17.01.2012 - misafir

CVP:Editöre İthafen..

Yoruma cevaplayan sizsiniz. hafif diyen sizsiniz. bak ne güzel yaşmışsınız. ali şeriatiyi arayan kişiler sizin yorumunuzu da okuyacak. cevabı bize değil okuyana veriyorsunuz.. yazınız sanki o kadar hafif bir insanki bu ali şeriati savunmaya bile değmez der gibi olmuş..
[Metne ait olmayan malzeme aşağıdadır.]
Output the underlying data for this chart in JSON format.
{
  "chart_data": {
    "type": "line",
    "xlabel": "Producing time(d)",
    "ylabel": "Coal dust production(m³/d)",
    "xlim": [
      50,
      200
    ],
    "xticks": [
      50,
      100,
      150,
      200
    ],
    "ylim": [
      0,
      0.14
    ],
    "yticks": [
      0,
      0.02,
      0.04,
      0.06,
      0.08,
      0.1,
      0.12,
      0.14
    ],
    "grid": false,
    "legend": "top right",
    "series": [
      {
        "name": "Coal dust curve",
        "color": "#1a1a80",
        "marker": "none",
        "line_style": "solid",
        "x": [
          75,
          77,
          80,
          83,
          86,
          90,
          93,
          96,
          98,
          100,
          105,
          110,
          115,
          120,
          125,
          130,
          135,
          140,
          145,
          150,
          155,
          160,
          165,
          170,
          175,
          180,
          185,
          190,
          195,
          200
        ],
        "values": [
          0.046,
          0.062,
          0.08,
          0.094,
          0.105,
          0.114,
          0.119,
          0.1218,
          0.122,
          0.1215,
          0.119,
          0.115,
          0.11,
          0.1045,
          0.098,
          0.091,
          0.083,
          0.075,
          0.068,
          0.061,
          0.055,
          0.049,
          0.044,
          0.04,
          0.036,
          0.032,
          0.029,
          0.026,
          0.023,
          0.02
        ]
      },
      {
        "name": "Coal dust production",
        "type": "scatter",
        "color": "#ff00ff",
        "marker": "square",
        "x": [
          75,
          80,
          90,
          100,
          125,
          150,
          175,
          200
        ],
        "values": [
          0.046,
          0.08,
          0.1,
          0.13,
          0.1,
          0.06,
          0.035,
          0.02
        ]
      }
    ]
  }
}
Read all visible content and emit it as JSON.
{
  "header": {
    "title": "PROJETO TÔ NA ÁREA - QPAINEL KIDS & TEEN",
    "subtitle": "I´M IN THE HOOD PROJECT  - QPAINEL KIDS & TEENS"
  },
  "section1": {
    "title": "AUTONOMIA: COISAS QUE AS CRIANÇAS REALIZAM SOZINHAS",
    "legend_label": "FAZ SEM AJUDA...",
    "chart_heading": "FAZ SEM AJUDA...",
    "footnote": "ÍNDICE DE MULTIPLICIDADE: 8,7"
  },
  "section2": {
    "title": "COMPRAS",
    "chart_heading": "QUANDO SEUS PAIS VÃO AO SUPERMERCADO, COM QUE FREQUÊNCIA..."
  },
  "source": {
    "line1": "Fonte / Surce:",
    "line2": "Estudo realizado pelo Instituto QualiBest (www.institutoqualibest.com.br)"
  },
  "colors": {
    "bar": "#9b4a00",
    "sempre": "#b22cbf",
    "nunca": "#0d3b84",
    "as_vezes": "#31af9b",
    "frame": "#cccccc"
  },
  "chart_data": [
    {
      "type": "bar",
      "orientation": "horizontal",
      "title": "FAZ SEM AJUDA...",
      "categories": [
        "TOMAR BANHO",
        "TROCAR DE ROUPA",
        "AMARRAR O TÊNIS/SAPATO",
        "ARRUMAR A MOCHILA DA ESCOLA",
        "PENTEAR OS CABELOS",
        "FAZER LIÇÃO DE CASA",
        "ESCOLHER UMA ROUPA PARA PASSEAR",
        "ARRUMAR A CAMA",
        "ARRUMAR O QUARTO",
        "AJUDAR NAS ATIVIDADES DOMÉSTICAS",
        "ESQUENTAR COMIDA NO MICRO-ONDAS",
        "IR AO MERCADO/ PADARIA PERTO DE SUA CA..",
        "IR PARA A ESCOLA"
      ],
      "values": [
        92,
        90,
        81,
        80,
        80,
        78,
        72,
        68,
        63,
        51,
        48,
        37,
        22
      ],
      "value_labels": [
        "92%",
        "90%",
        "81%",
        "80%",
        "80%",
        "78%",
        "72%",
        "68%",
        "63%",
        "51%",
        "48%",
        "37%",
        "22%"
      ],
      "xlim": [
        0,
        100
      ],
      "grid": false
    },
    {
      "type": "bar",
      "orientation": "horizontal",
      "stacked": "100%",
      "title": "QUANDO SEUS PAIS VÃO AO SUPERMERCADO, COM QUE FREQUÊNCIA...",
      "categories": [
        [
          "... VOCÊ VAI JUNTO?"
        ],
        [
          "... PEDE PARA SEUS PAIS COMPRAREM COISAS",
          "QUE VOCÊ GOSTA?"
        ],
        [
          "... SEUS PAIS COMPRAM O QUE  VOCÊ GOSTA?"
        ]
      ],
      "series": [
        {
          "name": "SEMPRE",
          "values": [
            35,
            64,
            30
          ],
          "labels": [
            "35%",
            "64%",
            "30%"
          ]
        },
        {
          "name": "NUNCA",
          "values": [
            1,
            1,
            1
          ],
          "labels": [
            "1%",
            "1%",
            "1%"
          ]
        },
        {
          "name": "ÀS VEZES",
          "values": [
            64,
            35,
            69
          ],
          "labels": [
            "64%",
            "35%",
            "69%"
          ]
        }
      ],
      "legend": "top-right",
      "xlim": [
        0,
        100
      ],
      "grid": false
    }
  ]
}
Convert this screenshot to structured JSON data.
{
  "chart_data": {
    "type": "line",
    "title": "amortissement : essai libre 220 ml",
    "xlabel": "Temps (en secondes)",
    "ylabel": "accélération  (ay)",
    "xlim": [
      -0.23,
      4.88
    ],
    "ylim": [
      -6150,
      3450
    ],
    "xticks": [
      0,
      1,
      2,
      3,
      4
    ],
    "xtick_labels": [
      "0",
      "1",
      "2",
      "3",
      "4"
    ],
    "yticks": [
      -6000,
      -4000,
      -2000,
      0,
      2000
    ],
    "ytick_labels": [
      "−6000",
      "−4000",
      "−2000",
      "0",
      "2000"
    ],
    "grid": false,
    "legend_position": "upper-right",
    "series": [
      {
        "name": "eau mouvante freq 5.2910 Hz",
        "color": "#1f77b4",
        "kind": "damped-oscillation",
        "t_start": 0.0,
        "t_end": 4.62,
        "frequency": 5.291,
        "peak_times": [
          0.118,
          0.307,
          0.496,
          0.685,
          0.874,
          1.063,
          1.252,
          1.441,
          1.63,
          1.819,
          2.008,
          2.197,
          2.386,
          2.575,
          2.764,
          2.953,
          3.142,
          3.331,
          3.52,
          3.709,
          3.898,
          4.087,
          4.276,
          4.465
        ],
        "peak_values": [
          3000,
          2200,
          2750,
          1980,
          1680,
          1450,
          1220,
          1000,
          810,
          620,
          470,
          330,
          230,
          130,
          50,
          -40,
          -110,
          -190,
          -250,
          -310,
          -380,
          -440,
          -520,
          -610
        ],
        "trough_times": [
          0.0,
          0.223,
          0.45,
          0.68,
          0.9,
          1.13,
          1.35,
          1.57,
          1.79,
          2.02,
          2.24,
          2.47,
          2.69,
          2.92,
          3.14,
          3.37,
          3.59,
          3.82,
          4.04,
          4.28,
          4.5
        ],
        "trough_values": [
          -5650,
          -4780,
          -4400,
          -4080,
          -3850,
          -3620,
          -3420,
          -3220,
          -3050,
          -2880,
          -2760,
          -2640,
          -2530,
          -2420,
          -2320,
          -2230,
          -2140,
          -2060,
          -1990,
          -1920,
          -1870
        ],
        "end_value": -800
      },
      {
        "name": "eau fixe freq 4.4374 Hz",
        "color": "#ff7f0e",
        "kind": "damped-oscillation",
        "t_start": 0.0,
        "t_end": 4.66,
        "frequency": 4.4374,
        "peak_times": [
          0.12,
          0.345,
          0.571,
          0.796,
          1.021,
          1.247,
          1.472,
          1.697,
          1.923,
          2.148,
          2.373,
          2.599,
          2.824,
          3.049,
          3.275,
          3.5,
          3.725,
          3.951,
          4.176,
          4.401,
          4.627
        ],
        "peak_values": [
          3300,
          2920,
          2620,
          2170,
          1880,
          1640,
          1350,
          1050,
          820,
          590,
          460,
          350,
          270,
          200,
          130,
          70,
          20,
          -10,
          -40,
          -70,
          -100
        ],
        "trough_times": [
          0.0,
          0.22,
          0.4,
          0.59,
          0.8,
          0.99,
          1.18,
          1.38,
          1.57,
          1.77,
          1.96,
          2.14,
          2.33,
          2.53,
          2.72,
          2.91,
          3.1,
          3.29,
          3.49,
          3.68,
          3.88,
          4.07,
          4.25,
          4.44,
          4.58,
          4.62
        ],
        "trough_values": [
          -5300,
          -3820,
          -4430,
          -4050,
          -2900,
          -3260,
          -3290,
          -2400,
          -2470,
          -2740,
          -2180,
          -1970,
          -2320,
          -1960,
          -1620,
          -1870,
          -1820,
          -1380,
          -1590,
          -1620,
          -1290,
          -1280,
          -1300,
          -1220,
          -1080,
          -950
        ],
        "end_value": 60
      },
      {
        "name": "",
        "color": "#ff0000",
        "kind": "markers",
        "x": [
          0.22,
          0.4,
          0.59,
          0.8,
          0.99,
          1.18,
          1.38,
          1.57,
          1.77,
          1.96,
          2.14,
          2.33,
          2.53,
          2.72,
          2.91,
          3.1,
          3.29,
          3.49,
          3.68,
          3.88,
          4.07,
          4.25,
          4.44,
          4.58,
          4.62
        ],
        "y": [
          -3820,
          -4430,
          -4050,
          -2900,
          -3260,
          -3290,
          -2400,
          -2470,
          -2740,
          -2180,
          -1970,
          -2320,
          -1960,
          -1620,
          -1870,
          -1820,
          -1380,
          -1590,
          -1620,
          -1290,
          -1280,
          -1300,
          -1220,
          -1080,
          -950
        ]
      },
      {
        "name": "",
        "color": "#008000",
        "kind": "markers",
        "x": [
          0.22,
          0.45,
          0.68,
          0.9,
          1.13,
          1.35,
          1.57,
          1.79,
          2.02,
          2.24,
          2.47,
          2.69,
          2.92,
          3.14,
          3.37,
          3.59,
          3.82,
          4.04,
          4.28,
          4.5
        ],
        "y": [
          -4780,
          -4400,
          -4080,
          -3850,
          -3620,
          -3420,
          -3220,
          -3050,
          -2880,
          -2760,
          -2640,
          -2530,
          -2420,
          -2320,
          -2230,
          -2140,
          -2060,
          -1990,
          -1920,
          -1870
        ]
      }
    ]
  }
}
eserlerimiz, ihya ulumiddinden başlayabilirsin okumaya.. yaızlan o kadar cok ki!!

18.01.2012 - yazılan

şeriatinin vefatı ile ilgili

şeriatinin batılı gizli servisler tarafından katledildiği malum birde batıya gavur diye hitap ettiği halde sayın cübbeli ahmetin rahatça ortalıkta dolaşabildiğini gördükçe aklıma şeriatinin 'din ile dinsizlik savaşı görülmemiştir' sözü geliyor.. insanları etkilemenin yada bir milleti bir millete düşürmenin en etkili yolu dinini aşağılamaktır. buda sözde din adamı ağzından yapılınca çok etki yaratıyor. aklın yolu birdir.. insanlar sorumluluktan ve yüzleşmekten kaçtıkları için okumuyorlar. okumayı istemeyen zümreler kendi kafa yapılarına hizmet eden bir hocanın arkasına geçiyorlar. böylelikle dinlerini hoca diye tabir ettikleri adamın söyledikleriyle tahlil ediyorlar çünkü mahşerde onlara varsa bir yanlış ve nedeni sorulursa suçu üstüne atacak adamı bulmuşlar ve kurtulabileceklerini düşünüyorlar... oysa allahın ilk emri ' OKU 'dur. bakalım bundan nasıl yırtacaklar.. bakalım biz nasıl yırtacağız. anlatmaktan özürlüyüz çünkü anlamaktan özürlü olduğumuz için. sonuç olarak şeriatiyi seviyorum kendi kendimi çok değerli hissetmemi sağlıyor ve birde şeriatiden şunu öğrendim: Kuran yasaklar dizisi dolu bir kitap değildir. Kuran, hayata dair her türlü faaliyetin nasıl yapılması daha iyidir onu anlatan bir rehberdir.

20.01.2012 - cmknpr

suratlardan iman tesbiti yapan arkadas

sen cokmu nurlusun nice yuzler vardir insani kandirir birak bu bu ucuz islamlasma ayaklarini islami ogren kisilerin yuzleriyle ugrasma
sen kim ali seriatiyi tenkit kim haddini bil sefih

13.02.2012 - kanki912

din kardeşlerime

ali şeriati yüzünden kutuplaşmaya, birbirinize kötü sözler söylemenize gerek yok. birbirinize suç atarak bu işler düzelmez. ali şeriati yi anlayıp ona göre yorum yapılmalıdır. kitaplarından cümle kesitleri alınarak yorumlanması yanlıştır. kitabın bütünündeki anlatmak istediğine bakmak gerekir. iddialar doğrultusunda bu yorumları okuyan insanları zann da bırakmak doğru değildir. Biz ali şeriati yi örnek almaktan önce Peygamber Efendimiz'i örnek alıp hayatımızda sünnetini uygulamaya çalışmamız gerekmektedir. dahası ayrıntıdır. insanlara birşeyler anlatmaya çalışırken başkasını karalama kampanyasına girmeden nesnel bir şekilde anlatmak gerekir. gerisi alıcının yorumuna kalmıştır. birlik ve beraberlikten ayrılmayalım.